Tutorial: R functions edited for parallel processing
14
gravatar for Kevin Blighe
14 months ago by
Kevin Blighe32k
Republic of Ireland
Kevin Blighe32k wrote:

LAST TESTED: OCTOBER 2nd 2018 / في الثالث من سبتمبر 2018

-------------------------------------------

As R is becoming ever more used in bioinformatics, the need for parallel processing is great due to the sheer amounts of data that is being produced. I thought that it would be very useful to have a thread where people can put their R functions that they have enabled for parallel processing.

load doParallel and associated packages

require(doParallel)

set cores / threads

cores <- 12

Note: you can automatically detect the number of CPU cores with cores <- makeCluster(detectCores(), type='PSOCK')

detect system and then register the cores appropriately

system <- Sys.info()['sysname']

# if user is on Windows, cores / threads for certain functions have
# to be registered differently, i.e., as a cluster object that implements
# SNOW functionality.
# If on Mac / Linux, they are registered via 'mc.cores' and as a number of
# cores to registerDoParallel()
cl <- NULL
if (system == 'Windows') {
    cl <- makeCluster(getOption('cl.cores', cores))
    registerDoParallel(cl)
    registerDoSEQ()
    on.exit(stopCluster(cl))
} else {
    options('mc.cores' = cores)
    registerDoParallel(cores)
}

load testing airway data

require(airway)
data("airway")

-------------------------------------------

1, regression analysis (any type of lm, glm, clogit, et cetera [here, glm])

I originally wrote this for work in which I had to run a genomewide conditional logistic regression model with family ID (FID) as the matching stratum and testing each SNP, genomewide, independently, and adjusting for age + gender + PC1 + PC2.

I broke the SNPs into blocks of 5000, split across multiple CPU cores and chromosomes, and analysed them that way over a series of days using >30 CPU cores.

This code will most likely have to be adapted if you wish to use it for your own applications.

For this, we will reduce the number of chosen cores and blocksize:

cpucores <- 4
options("mc.cores"=cpucores)
registerDoParallel(cpucores)

blocksize <- 150

NB - use a small blocksize if RAM is low. Most current desktops should support 100 - 500

All variants/data-points are stored in the data-frame modelling in this code. First, normalise the airway expression data using DESeq2 and transform to rlog counts:

library(airway)
data("airway")
library("DESeq2")
dds <- DESeqDataSet(airway, design = ~ cell + dex)
dds <- DESeq(dds, betaPrior = FALSE)
rlogcounts <- rlog(dds, blind=TRUE) # or vstcounts <- vst(dds, blind=TRUE)

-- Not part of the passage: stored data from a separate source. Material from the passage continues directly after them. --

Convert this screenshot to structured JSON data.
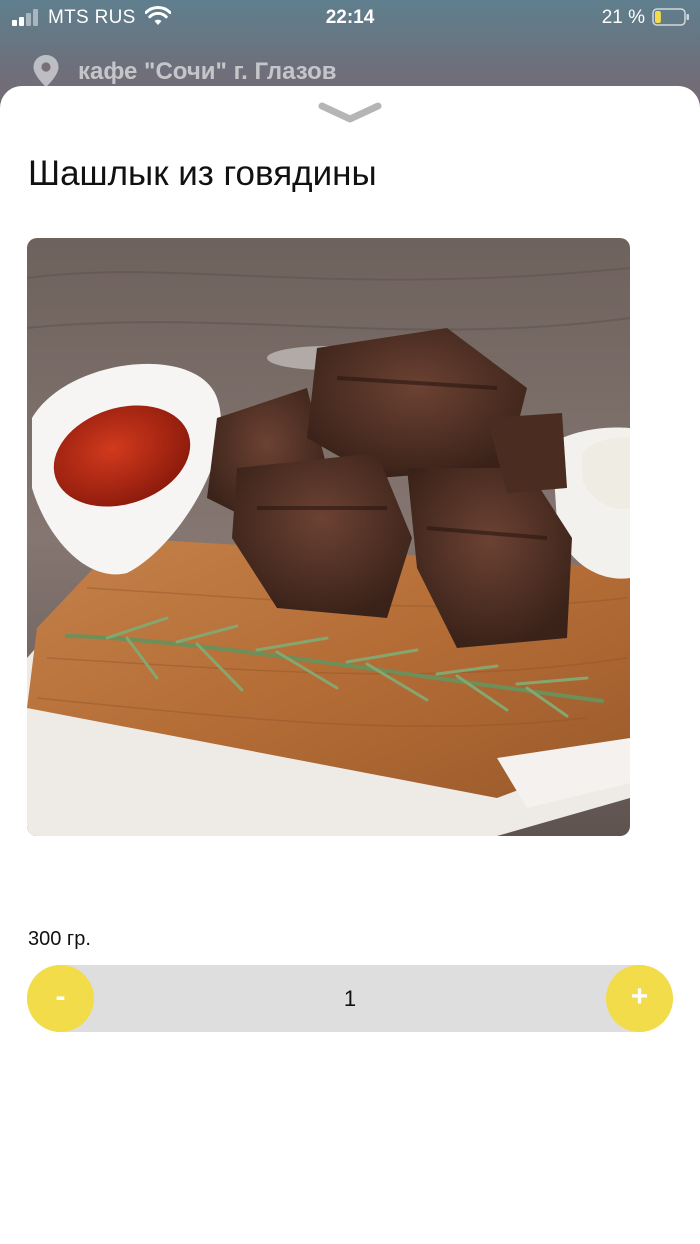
{
  "status_bar": {
    "carrier": "MTS RUS",
    "time": "22:14",
    "battery_percent": "21 %",
    "battery_level": 0.21,
    "signal_bars": 2,
    "icons": [
      "signal-icon",
      "wifi-icon",
      "battery-icon"
    ]
  },
  "header": {
    "location": "кафе \"Сочи\" г. Глазов",
    "icon": "map-pin-icon"
  },
  "product": {
    "collapse_icon": "chevron-down-icon",
    "title": "Шашлык из говядины",
    "image_alt": "dish-photo",
    "weight": "300 гр.",
    "quantity": "1",
    "minus_label": "-",
    "plus_label": "+"
  },
  "colors": {
    "accent": "#f2dc4a",
    "stepper_bg": "#dedede",
    "sheet_bg": "#ffffff"
  }
}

For this example, we'll greatly reduce the number of datapoints to 500:

rlogcounts <- assay(rlogcounts)[1:500,]

Merge the metadata (colData) and logged data together:

modelling <- data.frame(colData(airway), t(rlogcounts))

Now, we can start to specify the models that will be tested:

# create en empty list to hold the formulae
formula.list <- list()

# store each possible formula in the list
startcolIndex <- ncol(colData(airway)) + 1
for (j in startcolIndex:ncol(modelling))
{
            formula.list[[j - (startcolIndex - 1)]] <- as.formula(paste("dex ~ cell + ", colnames(modelling)[j], sep=""))
}

head(formula.list)
[[1]]
dex ~ cell + ENSG00000000003

[[2]]
dex ~ cell + ENSG00000000005

[[3]]
dex ~ cell + ENSG00000000419

[[4]]
dex ~ cell + ENSG00000000457

[[5]]
dex ~ cell + ENSG00000000460

[[6]]
dex ~ cell + ENSG00000000938

Run a base model without the gene - this will replace later models that fail:

formula <- as.formula(paste("dex ~ cell", sep=""))
basemodel <- glm(formula, modelling, family=binomial(link='logit'))

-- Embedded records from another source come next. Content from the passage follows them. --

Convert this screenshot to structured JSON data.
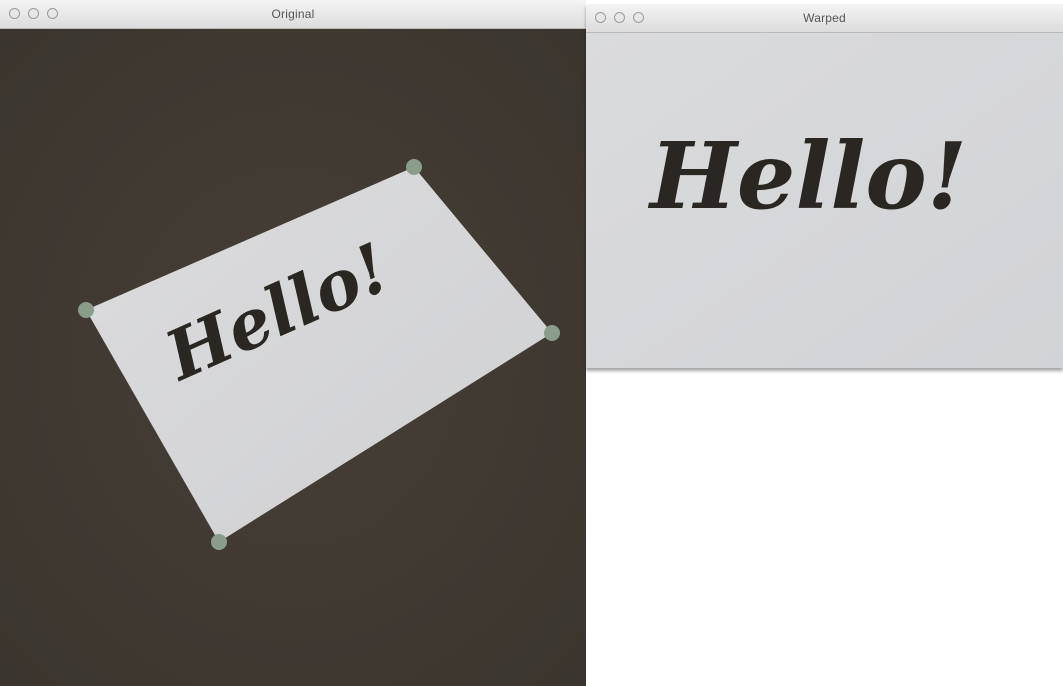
{
  "windows": {
    "original": {
      "title": "Original",
      "background_color": "#3f3a33",
      "card_color": "#d6d6d8",
      "corner_marker_color": "#8a9d8b",
      "card_text": "Hello!"
    },
    "warped": {
      "title": "Warped",
      "background_color": "#d7d8da",
      "card_text": "Hello!"
    }
  }
}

Obtain a vector of all gene names and determine number of blocks:

varnames <- colnames(modelling)[startcolIndex:ncol(modelling)]
blocks <- floor((length(varnames)) / blocksize)+1

Create output file and write header:

write.table(c("Gene\tBetaEstimate\tStdError\tzvalue\tpvalue"), "out.tsv", sep="\t", quote=FALSE, col.names=FALSE, row.names=FALSE, append=FALSE)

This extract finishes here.